Un vampiro avanzó hasta apoyarse en el brazo de la silla. Tenía la piel de un tono extraño, como de un marfil pardusco. Se inclinó y le susurró algo al oído a Nikolaos. Ella se rió, con una risa que evocaba campanillas o cascabeles. Un sonido precioso, calculado. Theresa se acercó a la niña, se situó tras ella y le pasó las manos por el cabello rubio.

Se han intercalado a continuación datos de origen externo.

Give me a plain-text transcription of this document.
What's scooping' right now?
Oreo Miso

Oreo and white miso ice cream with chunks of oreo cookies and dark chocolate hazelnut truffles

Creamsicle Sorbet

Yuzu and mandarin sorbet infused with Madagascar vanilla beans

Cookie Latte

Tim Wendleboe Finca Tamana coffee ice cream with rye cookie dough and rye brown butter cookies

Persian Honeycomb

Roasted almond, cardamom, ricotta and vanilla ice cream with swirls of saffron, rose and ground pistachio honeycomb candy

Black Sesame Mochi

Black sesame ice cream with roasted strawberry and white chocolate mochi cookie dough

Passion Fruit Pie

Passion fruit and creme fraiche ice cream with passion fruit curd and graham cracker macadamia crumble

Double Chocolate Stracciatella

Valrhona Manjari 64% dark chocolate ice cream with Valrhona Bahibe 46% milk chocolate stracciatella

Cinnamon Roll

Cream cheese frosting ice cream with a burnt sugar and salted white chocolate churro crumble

También se acercó un humano, que se situó a la derecha de la silla. Se quedó con la espalda contra la pared y los brazos tiesos a los lados. Mantenía la vista al frente, la cara inexpresiva y la espalda rígida. Era calvo casi por completo, y tenía la cara afilada y los ojos oscuros. A la mayoría de los hombres les queda fatal la falta de pelo; sin embargo, aquel no estaba mal. Era guapo, aunque tenía pinta de no preocuparse por el aspecto físico. No sabía a cuento de qué, pero me parecía un soldado.

Otro hombre se situó junto a Theresa. Tenía el pelo rubio pajizo, muy corto, los ojos verde claro y una cara de lo más rara. No era ni guapo ni feo, pero llamaba la atención. Era un rostro que podía resultar atractivo si se lo miraba el tiempo suficiente. No era un vampiro, pero puede que me hubiera precipitado al creerlo humano.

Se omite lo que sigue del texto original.